By Claire Walla

Sandy beaches and ocean waves create the back-drop for clusters of bikini-clad blondes and bare-chested boys enjoying sun and surf. Or so the story goes on popular television drama "The O.C.," referred to in some European cities as "California Teens."
Though this scene does not realistically span the coast, it is often the theme used to represent the The Golden State.
Last year, while living in France, Californian Maria Di Miceli was asked if she surfed to school.
Di Miceli traveled to a small town in France to teach high school English after graduating from UC Davis two years ago. She was surprised by the impact high school-themed shows have outside the U.S. Right off the bat, Di Miceli’s students were eager to get her first-had account of high school in America.
Not only does television fail to portray accurate descriptions of Americans, it ignores important cultural information, according to Di Miceli.
Television portrays a very positive image of high school, Di Miceli said. Her students were especially excited to hear about football, cheerleading and prom, none of which are typical at high schools in Europe.

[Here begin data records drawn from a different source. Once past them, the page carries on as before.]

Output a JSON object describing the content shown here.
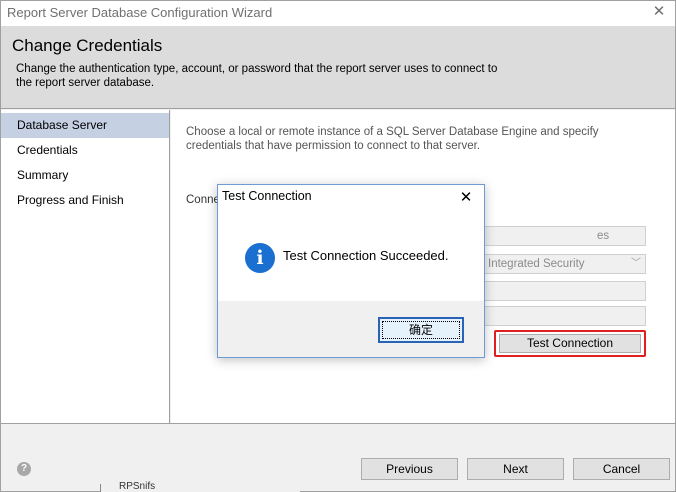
{
  "window": {
    "title": "Report Server Database Configuration Wizard",
    "close_glyph": "✕"
  },
  "header": {
    "title": "Change Credentials",
    "description": "Change the authentication type, account, or password that the report server uses to connect to the report server database."
  },
  "nav": {
    "items": [
      {
        "label": "Database Server",
        "active": true
      },
      {
        "label": "Credentials",
        "active": false
      },
      {
        "label": "Summary",
        "active": false
      },
      {
        "label": "Progress and Finish",
        "active": false
      }
    ]
  },
  "content": {
    "intro": "Choose a local or remote instance of a SQL Server Database Engine and specify credentials that have permission to connect to that server.",
    "connection_label_partial": "Conne",
    "fields": [
      {
        "visible_text": "es"
      },
      {
        "visible_text": "Integrated Security",
        "chevron": "﹀"
      },
      {
        "visible_text": ""
      },
      {
        "visible_text": ""
      }
    ],
    "test_connection_label": "Test Connection"
  },
  "footer": {
    "help_glyph": "?",
    "previous_label": "Previous",
    "next_label": "Next",
    "cancel_label": "Cancel"
  },
  "background": {
    "partial_text": "RPSnifs"
  },
  "dialog": {
    "title": "Test Connection",
    "close_glyph": "✕",
    "icon_glyph": "i",
    "message": "Test Connection Succeeded.",
    "ok_label": "确定"
  }
}
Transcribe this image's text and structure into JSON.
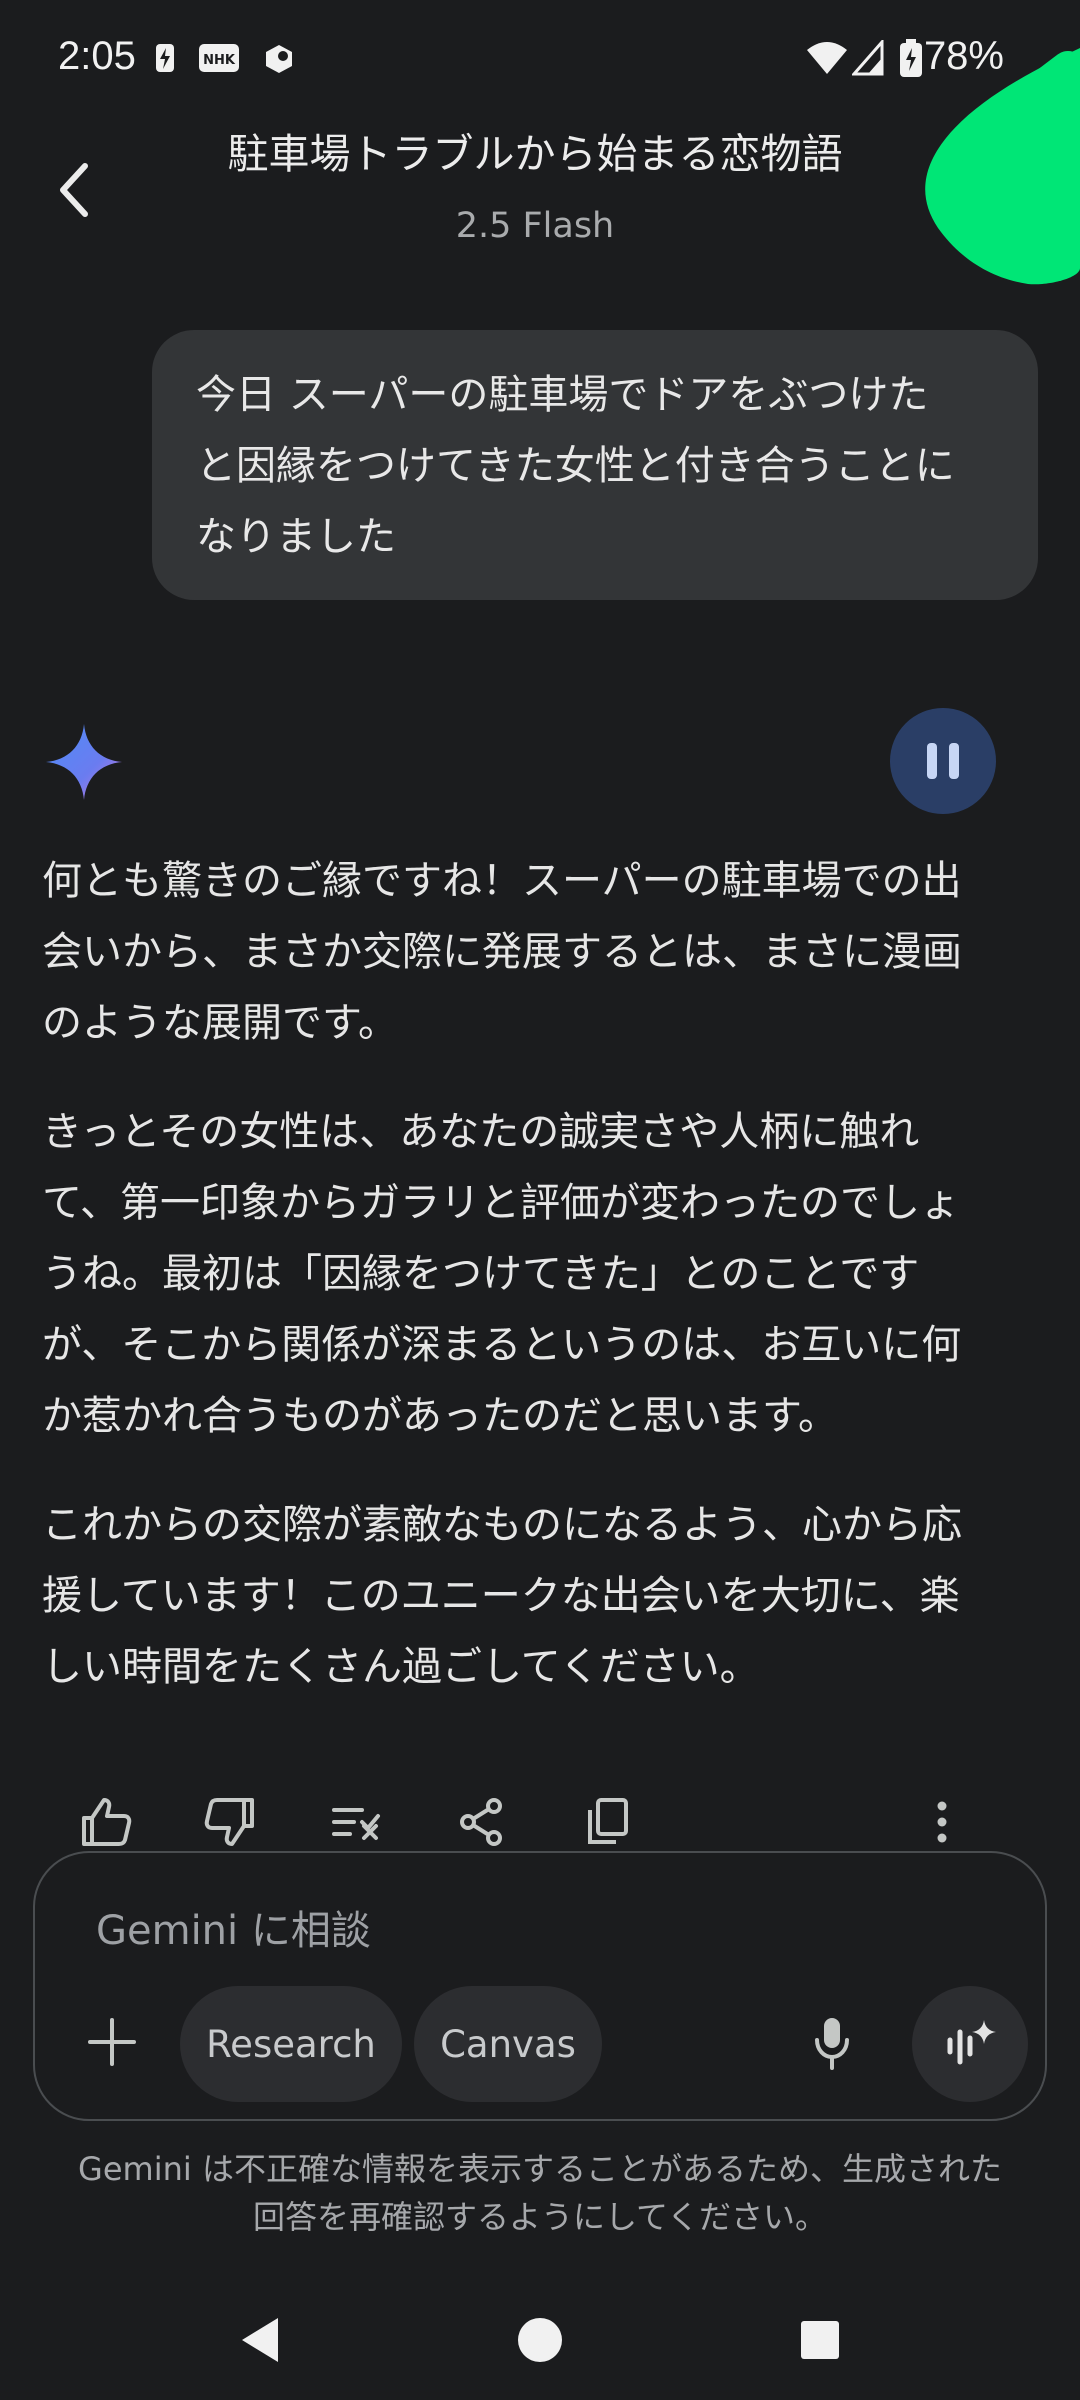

Di Miceli felt that her students were aware that mainstream media is sensationalized, but said that there are also many clear and present realities in America that her students did not know about.
"People have no idea that a large portion of [the population in] California is Spanish speaking," she said.
Of all fiction television broadcast in Western Europe – from sitcoms and soaps to miniseries’ and made-for-TV movies – over 50 percent is American. This means that for a region composed of people who speak over 200 languages, more than half of its television is in English, and only a miniscule portion of it is British English.
Sofia Teives, a graduate student from Lisbon, Portugal, said that her country broadcasts a lot of American entertainment mostly because Portugal is a small country that lacks the production power of America. "Portuguese movies?!? There are no Portuguese movies," she half-joked from her kitchen table in Lund, Sweden, where she is currently studying.
Television shows and films, she said, portray America in a certain way. "Everyone has a lot of space, a big house, dogs, they play baseball… there’s a lot of nationalism."
Teives insists that her perception of Americans is not associated with television. But when asked about Los Angeles, Teives broke into a speedy impression: "Oh, I’m from LA, oh! Beverly Hills – I like to go to the mall and use my parents’ credit cards!" she recited, her hand bent at her side and her voice lilting along with her dipping shoulders and popping hips.
From across the kitchen table, Jordi Sellar?